I've been thinking a lot lately about relationships. They seem to be both our greatest place of potential joy and our greatest challenge.
This is especially true when we are facing the hard times in life when we feel broken. Our relationships have the potential to either be our greatest source of comfort and support or our greatest source of undermining and oppression. (And sometimes they are a bit of both!)
As I've been pondering this, I came across the following quote and was struck by the power of the truth it communicates.
“Generally, between two people, there is very little real meeting.
There is only the coming together of two patterns.
Live in your surroundings as if for the first time. Be without qualifications.
In this nakedness you are beautiful and every moment is full of life.”
Think about that. In even the most precious and vulnerable of our relationships, how often do we really meet the other person as they really are and as we really are?
We are so much more likely to show up unconsciously in our default roles and patterns without truly seeing the other person or allowing our true self to come to the surface.

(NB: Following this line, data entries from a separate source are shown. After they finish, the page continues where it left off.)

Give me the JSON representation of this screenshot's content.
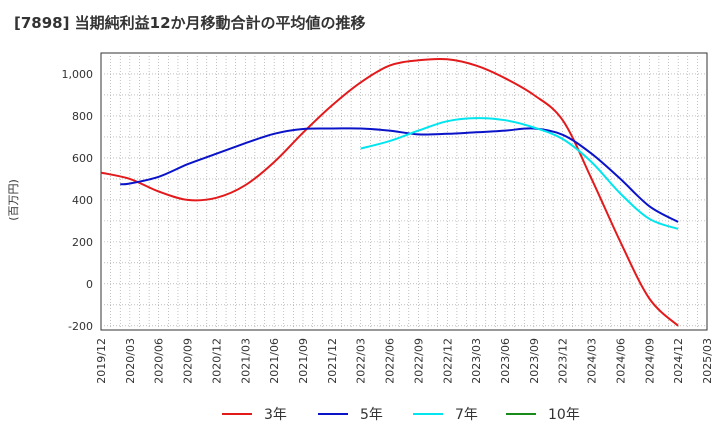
{
  "title": "[7898]  当期純利益12か月移動合計の平均値の推移",
  "chart_data": {
    "type": "line",
    "title": "[7898]  当期純利益12か月移動合計の平均値の推移",
    "ylabel": "(百万円)",
    "xlabel": "",
    "ylim": [
      -220,
      1100
    ],
    "yticks": [
      -200,
      0,
      200,
      400,
      600,
      800,
      1000
    ],
    "ytick_labels": [
      "-200",
      "0",
      "200",
      "400",
      "600",
      "800",
      "1,000"
    ],
    "xticks": [
      "2019/12",
      "2020/03",
      "2020/06",
      "2020/09",
      "2020/12",
      "2021/03",
      "2021/06",
      "2021/09",
      "2021/12",
      "2022/03",
      "2022/06",
      "2022/09",
      "2022/12",
      "2023/03",
      "2023/06",
      "2023/09",
      "2023/12",
      "2024/03",
      "2024/06",
      "2024/09",
      "2024/12",
      "2025/03"
    ],
    "grid": true,
    "legend_position": "bottom",
    "series": [
      {
        "name": "3年",
        "color": "#e31a1c",
        "x": [
          "2019/12",
          "2020/03",
          "2020/06",
          "2020/09",
          "2020/12",
          "2021/03",
          "2021/06",
          "2021/09",
          "2021/12",
          "2022/03",
          "2022/06",
          "2022/09",
          "2022/12",
          "2023/03",
          "2023/06",
          "2023/09",
          "2023/12",
          "2024/03",
          "2024/06",
          "2024/09",
          "2024/12"
        ],
        "values": [
          530,
          500,
          440,
          400,
          410,
          470,
          580,
          720,
          850,
          960,
          1040,
          1065,
          1070,
          1040,
          980,
          900,
          780,
          500,
          200,
          -70,
          -200
        ]
      },
      {
        "name": "5年",
        "color": "#0a13c8",
        "x": [
          "2020/02",
          "2020/03",
          "2020/06",
          "2020/09",
          "2020/12",
          "2021/03",
          "2021/06",
          "2021/09",
          "2021/12",
          "2022/03",
          "2022/06",
          "2022/09",
          "2022/12",
          "2023/03",
          "2023/06",
          "2023/09",
          "2023/12",
          "2024/03",
          "2024/06",
          "2024/09",
          "2024/12"
        ],
        "values": [
          475,
          478,
          510,
          570,
          620,
          670,
          715,
          738,
          740,
          740,
          730,
          712,
          715,
          722,
          730,
          740,
          710,
          620,
          500,
          370,
          295
        ]
      },
      {
        "name": "7年",
        "color": "#00e5ee",
        "x": [
          "2022/03",
          "2022/06",
          "2022/09",
          "2022/12",
          "2023/03",
          "2023/06",
          "2023/09",
          "2023/12",
          "2024/03",
          "2024/06",
          "2024/09",
          "2024/12"
        ],
        "values": [
          645,
          680,
          730,
          775,
          790,
          780,
          745,
          690,
          580,
          430,
          310,
          262
        ]
      },
      {
        "name": "10年",
        "color": "#1a8a1a",
        "x": [],
        "values": []
      }
    ]
  }
}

What are the patterns you generally show up as? Are you the calm one? the emotional one? the funny one? the serious one? the efficient one? the laid-back one? the generous one? the demanding one? the angry one? the martyr? the peacemaker? the problem solver? the complainer? the perfectionist? the fun lover? the neat one? the messy one? the co-dependent? the narcissist? the caregiver? the dependent one?
Which relationships trigger which of these patterns in you?
Which patterns do you see in the people you are in relationships with?
(And if you don't believe that these patterns exist, pay attention at the next big family gathering with your family of origin and watch how quickly you, your parents, and your siblings revert to your childhood roles and patterns, even if you've outgrown those roles and patterns everywhere else!)
What would it mean for you to set aside your typical roles and patterns in your next interaction and just show up to meet that which is in front of you without the mask?
What would it mean for you to set aside your expectations of the other person as an embodiment of their usual patterns and wait to see how they actually show up?
This is not an easy thing to do. Our patterns are so deeply ingrained in us that we often can't even see them. They feel like they are just "who we are."
This makes it feel like we have no choice in how we act and respond, but the truth is that we always have choices that we just can't see or recognize because our patterns blind us to the many other possibilities available.
Part of my own healing journey over the past several years has been an intense scrutiny of my default reactions to people and situations to discover my own patterns. This came out of the realization that so many of the challenges I face in life are (at least partially) self-inflicted by reactive patterns that are no longer serving me.
These patterns have often taken difficult situations and made them even more painful, challenging, and damaging than was necessary due to my unhelpful and unskillful ways of reacting (both internal emotional reactions and external words and actions).
I've been slowly excavating these patterns so that I can at least now see them as they play out. As I learn to recognize them, I have a better ability to choose other options instead of my usual patterns. (And sometimes it's just a matter of recognizing partway into a reactive pattern that it has taken over and finding a way to detour to a more helpful response midway through.)
Stripping away these patterns often feels emotionally like nakedness. It's a vulnerable space to inhabit without my usual patterns as my armor to dictate my responses.
Choosing fresh ways of responding that are different from my usual patterns often feels awkward and uncomfortable, like trying to learn the steps to a new dance in the middle of a crowded dance floor.
And yet, for all of the discomfort, there's also a freedom and a freshness and a new intimacy that comes in those moments when I am able to allow the patterns to fall away and meet life and the people in my life as they are with my naked self.
It can be especially hard to do this in times of brokenness and pain when we already feel so very vulnerable, but those times can also offer great opportunity to allow our patterns to become part of the rubble left behind. The very shaking of our lives that has left us feeling so broken and unsettled can bring the space for change and transformation, if we let it.
Part of kintsugi living is choosing these ways of discomfort and challenge even (or perhaps especially) in life's hard times because our commitment to growth and healing is greater than our desire for the comfortable status quo.
What would it take to shed your usual patterns, even for a moment, and meet this moment just as it is with your unguarded self?